Romantische Oper in drei Akten
von Richard Wagner

In deutscher Sprache mit deutschen Übertiteln

Aufführungsdauer: ca. 4 ¾ Stunden (zwei Pausen)

Premiere am 29. März 2009
im Staatstheater Stuttgart

Besuchte Vorstellung: 8. April 2009

Homepage Staatstheater Stuttgart

(Homepage)

Manchmal doch lieber fragen!

Von Christoph Wurzel


Andernorts werden Oratorien szenisch auf die Opernbühne gebracht, in Stuttgart macht man es jetzt einmal anders herum. Die Interpretation von Wagners Lohengrin durch Stanislas Nordey kommt über oratorische Aktionsarmut kaum hinaus. Als Absage an einen wie auch immer gestalteten Bühnennaturalismus bleibt diese Inszenierung im stilisierend Plakativen stecken. Die Interaktionen zwischen den Figuren werden kaum psychologisch entwickelt. Stattdessen liefern die Protagonisten den berüchtigten Rampengesang, bewegen sich weitgehend monadenhaft im schmalen Raum der Vorderbühne und bleiben als Figuren schemenhaft und blass.

Dem Chor ist in diesem Regieansatz lediglich die Rolle einer Art kollektiver Seele zugefallen. Daher ist er auch wie in einem klassischen Amphitheater in Reihen übereinander aufgestellt. Größtenteils sind die Sänger schwarz verdeckt, nur Brust und weiß betuchter Kopf sind zu sehen: vier Reihen gleicher, regungsloser, strenger, trostloser Gesangsmasken.
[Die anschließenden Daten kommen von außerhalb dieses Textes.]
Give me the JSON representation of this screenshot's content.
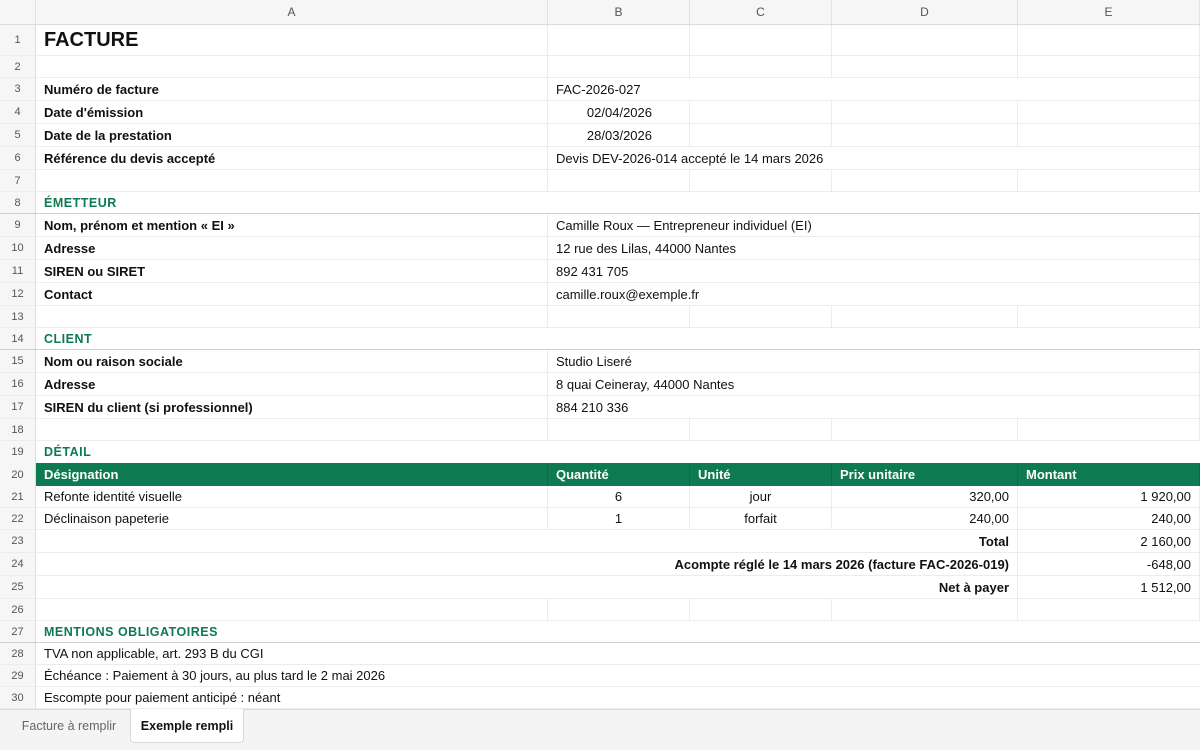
{
  "columns": [
    "A",
    "B",
    "C",
    "D",
    "E"
  ],
  "rows": {
    "r1": {
      "num": "1",
      "title": "FACTURE"
    },
    "r2": {
      "num": "2"
    },
    "r3": {
      "num": "3",
      "label": "Numéro de facture",
      "value": "FAC-2026-027"
    },
    "r4": {
      "num": "4",
      "label": "Date d'émission",
      "value": "02/04/2026"
    },
    "r5": {
      "num": "5",
      "label": "Date de la prestation",
      "value": "28/03/2026"
    },
    "r6": {
      "num": "6",
      "label": "Référence du devis accepté",
      "value": "Devis DEV-2026-014 accepté le 14 mars 2026"
    },
    "r7": {
      "num": "7"
    },
    "r8": {
      "num": "8",
      "section": "ÉMETTEUR"
    },
    "r9": {
      "num": "9",
      "label": "Nom, prénom et mention « EI »",
      "value": "Camille Roux — Entrepreneur individuel (EI)"
    },
    "r10": {
      "num": "10",
      "label": "Adresse",
      "value": "12 rue des Lilas, 44000 Nantes"
    },
    "r11": {
      "num": "11",
      "label": "SIREN ou SIRET",
      "value": "892 431 705"
    },
    "r12": {
      "num": "12",
      "label": "Contact",
      "value": "camille.roux@exemple.fr"
    },
    "r13": {
      "num": "13"
    },
    "r14": {
      "num": "14",
      "section": "CLIENT"
    },
    "r15": {
      "num": "15",
      "label": "Nom ou raison sociale",
      "value": "Studio Liseré"
    },
    "r16": {
      "num": "16",
      "label": "Adresse",
      "value": "8 quai Ceineray, 44000 Nantes"
    },
    "r17": {
      "num": "17",
      "label": "SIREN du client (si professionnel)",
      "value": "884 210 336"
    },
    "r18": {
      "num": "18"
    },
    "r19": {
      "num": "19",
      "section": "DÉTAIL"
    },
    "r20": {
      "num": "20",
      "h1": "Désignation",
      "h2": "Quantité",
      "h3": "Unité",
      "h4": "Prix unitaire",
      "h5": "Montant"
    },
    "r21": {
      "num": "21",
      "designation": "Refonte identité visuelle",
      "quantite": "6",
      "unite": "jour",
      "prix": "320,00",
      "montant": "1 920,00"
    },
    "r22": {
      "num": "22",
      "designation": "Déclinaison papeterie",
      "quantite": "1",
      "unite": "forfait",
      "prix": "240,00",
      "montant": "240,00"
    },
    "r23": {
      "num": "23",
      "label": "Total",
      "value": "2 160,00"
    },
    "r24": {
      "num": "24",
      "label": "Acompte réglé le 14 mars 2026 (facture FAC-2026-019)",
      "value": "-648,00"
    },
    "r25": {
      "num": "25",
      "label": "Net à payer",
      "value": "1 512,00"
    },
    "r26": {
      "num": "26"
    },
    "r27": {
      "num": "27",
      "section": "MENTIONS OBLIGATOIRES"
    },
    "r28": {
      "num": "28",
      "text": "TVA non applicable, art. 293 B du CGI"
    },
    "r29": {
      "num": "29",
      "text": "Échéance : Paiement à 30 jours, au plus tard le 2 mai 2026"
    },
    "r30": {
      "num": "30",
      "text": "Escompte pour paiement anticipé : néant"
    }
  },
  "tabs": [
    "Facture à remplir",
    "Exemple rempli"
  ],
  "colors": {
    "accent": "#0e7a52",
    "section_text": "#0f7a50"
  }
}
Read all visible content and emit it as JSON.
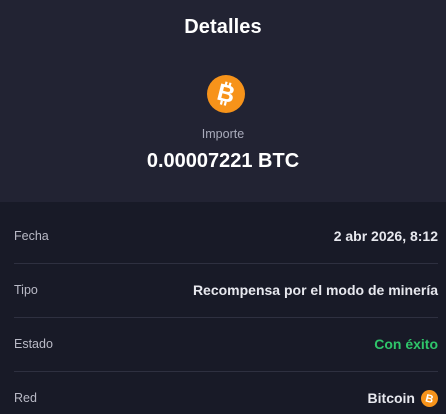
{
  "header": {
    "title": "Detalles",
    "coin_icon": "bitcoin-icon",
    "amount_label": "Importe",
    "amount": "0.00007221 BTC"
  },
  "details": [
    {
      "label": "Fecha",
      "value": "2 abr 2026, 8:12"
    },
    {
      "label": "Tipo",
      "value": "Recompensa por el modo de minería"
    },
    {
      "label": "Estado",
      "value": "Con éxito",
      "status_color": "#2fc56a"
    },
    {
      "label": "Red",
      "value": "Bitcoin",
      "icon": "bitcoin-icon"
    }
  ],
  "colors": {
    "bitcoin_orange": "#f7931a",
    "top_background": "#222333",
    "details_background": "#181a27",
    "success": "#2fc56a"
  }
}
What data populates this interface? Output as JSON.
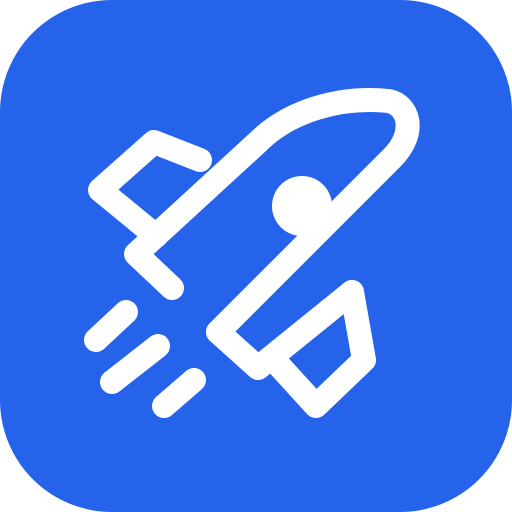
{
  "icon": {
    "name": "rocket-icon",
    "background_color": "#2563EB",
    "glyph_color": "#FFFFFF"
  }
}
Erst gegen Ende verlässt der Chor seine Position und ergießt sich wie eine weiße Masse über die Bühne. Aus diesem Gewühl taucht dann der Knabe Gottfried als künftiger Herrscher von Brabant hervor. Diese wenig schlüssige Lösung im Schlussbild trägt offensichtlich den Charakter eines Kompromisses, denn der Regisseur hat sich, wie wenige Tage vor der Premiere in einer knappen Pressemitteilung verlautete, wegen Differenzen mit dem Dirigenten von der Produktion distanziert. Die offizielle Begründung: Nordeys chorisches Regiekonzept sei mit den von GMD Manfred Honeck geforderten „musikalisch-klanglichen Notwendigkeiten nicht zu vereinbaren“ gewesen. Trotzdem: Stanislas Nordeys Regiehandschrift prägt die Inszenierung nachhaltig, auch wenn sie nun nur noch als „nach“ seiner Konzeption bezeichnet wird.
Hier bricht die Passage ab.